It seems some incumbent politicians don’t seem to support term limits in the same way aspiring politicians do.
Incumbent Richmond city Couns. Carol Day and Michael Wolfe say they no longer support two-term limits on council, despite advocating for this policy in the 2014 election.
Another incumbent, Chak Au, who also pledged two elections ago to only run for two terms, is running for a third in the Oct. 15 election, saying he feels he has a “duty” to help the next generation get into politics. He noted many of his slate’s candidates are ethnic minorities and might need some guidance.
In a joint email, Day and Wolfe said they felt, before getting elected, “you do not belong on council” if you can’t get the job done in two terms.

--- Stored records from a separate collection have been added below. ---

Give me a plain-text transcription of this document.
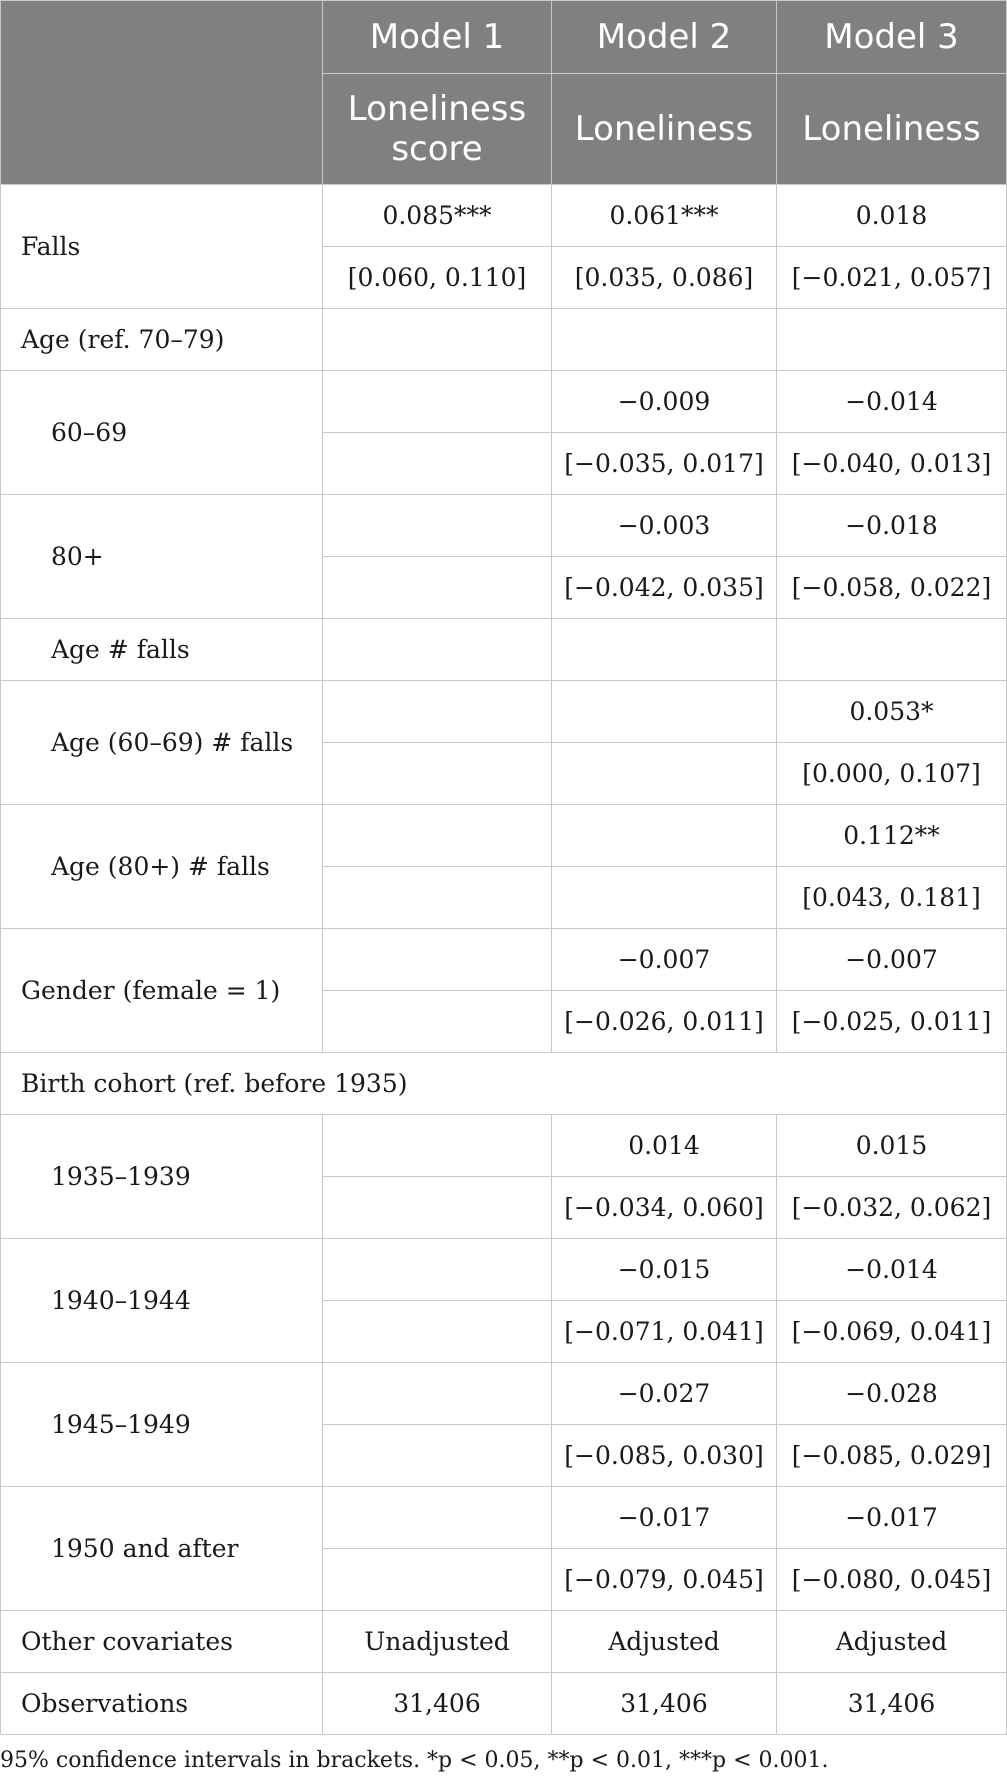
	Model 1	Model 2	Model 3
	Loneliness score	Loneliness	Loneliness
Falls	0.085***	0.061***	0.018
	[0.060, 0.110]	[0.035, 0.086]	[−0.021, 0.057]
Age (ref. 70–79)			
60–69		−0.009	−0.014
		[−0.035, 0.017]	[−0.040, 0.013]
80+		−0.003	−0.018
		[−0.042, 0.035]	[−0.058, 0.022]
Age # falls			
Age (60–69) # falls			0.053*
			[0.000, 0.107]
Age (80+) # falls			0.112**
			[0.043, 0.181]
Gender (female = 1)		−0.007	−0.007
		[−0.026, 0.011]	[−0.025, 0.011]
Birth cohort (ref. before 1935)			
1935–1939		0.014	0.015
		[−0.034, 0.060]	[−0.032, 0.062]
1940–1944		−0.015	−0.014
		[−0.071, 0.041]	[−0.069, 0.041]
1945–1949		−0.027	−0.028
		[−0.085, 0.030]	[−0.085, 0.029]
1950 and after		−0.017	−0.017
		[−0.079, 0.045]	[−0.080, 0.045]
Other covariates	Unadjusted	Adjusted	Adjusted
Observations	31,406	31,406	31,406
95% confidence intervals in brackets. *p < 0.05, **p < 0.01, ***p < 0.001.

However, they have now realized bigger issues are harder to accomplish because city council is “hamstrung” by other levels of government and agencies, such as the federal and provincial governments as well as TransLink and BC Ambulance.
These groups need to be “lobbied for any real change and their policies are often set in stone,” they said in a joint email.
Day is currently serving her second term on city council, while Wolfe is serving his first term.
RITE council candidate Jerome Dickey, who initiated the two-term conversation during the 2014 election, said he still supports two-term limits.
He pointed out this is not a RITE policy as each candidate has their own viewpoint on issues.
Dickey said two terms on council is “appropriate” for someone whose goal is to serve the public.
“It is public service – not career building,” Dickey told the News.
He added that it “offends” him when politicians don’t stick to their word, saying it “makes other politicians look bad.”
Despite running for a third term, Au said he does like the idea of “building in change” into municipal government so as not to always have the “same old, same old” people making decisions in council chambers. But this should come from the provincial government, he added.